Sitting in a room listening to some smart people speak is all well and good, but at some point, you've gotta get out into the field and search for the stuff the smart people are talking about. Thankfully, the conference featured multiple day trips and night hikes to satiate that need. A wonderful collection of insects were found on these trips, as the following photos show.
Jim McCormac talks about the singing insects to a group of 77 people: the biggest group of people ever had on the night hike!
David Wagner shows off a conehead katydid, careful to watch for its mandibles.
How could it be a successful hike without an assassin bug? This spiny assassin bug (Sinea sp.) was hiding on Eupatorium perfoliatum, also known as boneset.
This Delicate Cycnia (Cycnia tenera) was hiding on milkweed.

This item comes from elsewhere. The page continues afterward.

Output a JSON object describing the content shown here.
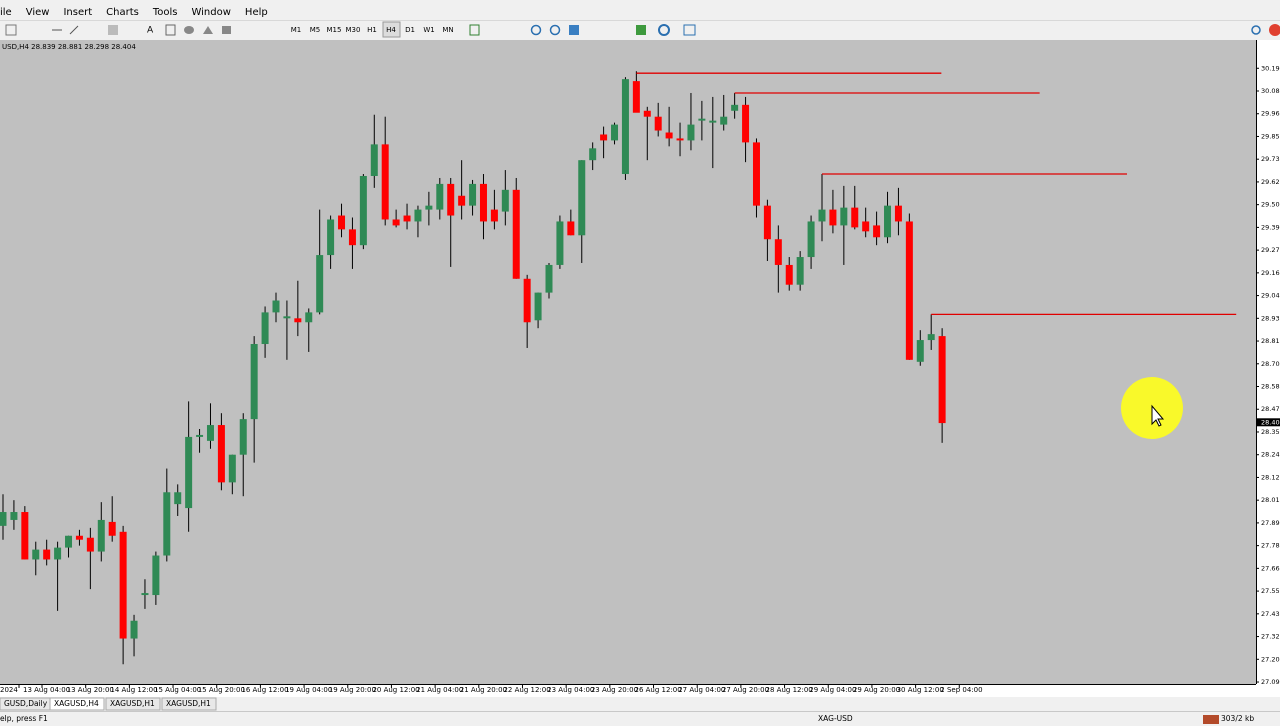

It's important to remain vigilant if you're an insect checking out Queen Anne's Lace: sometimes an ambush bug (Phymata sp.) will be waiting for you! They're masters of flower camouflage.
What discussion of camouflage would be complete without including the stick insects? These phasmids are a sight to behold, and you may be surprised at their size. This one isn't even fully grown.
I can't stress enough how beautiful it is to watch a cicada molt. This annual cicada (Tibicen sp.) is showing off its lovely wings--they really do have a blue hue to them immediately after molting.
What's great about being surrounded by experts is that they'll let you know when you come across something rare. So when we came upon a lemon beauty of a caterpillar, Jim stepped up and told us more about it.
On our first nature walk, we came across a patch of wild blue indigo, Baptisia australis, one of the host plants for the Genista broom moth caterpillar, Uresiphita reversalis. One plant was providing habitat for a dozen of these caterpillars, leading us to conclude that its bright yellow color was a warning to birds that it sequesters toxins. This moth is starting to make inroads into Ohio, as it moves northward. It's probable that this range expansion has been caused by climate change. This species is more southern in distribution, but with the warming north, new habitat has opened up for it. For a more in-depth report of this caterpillar, check out Jim's blog post here.
This is a small snippet of what was happening at the conference. Despite all I've talked about here, the conference really was about plants, not insects. It just happens to be my luck that the insects are so intimately linked to the plants. If you haven't made it out to the conference before, start planning to attend: next year is sure to be even better.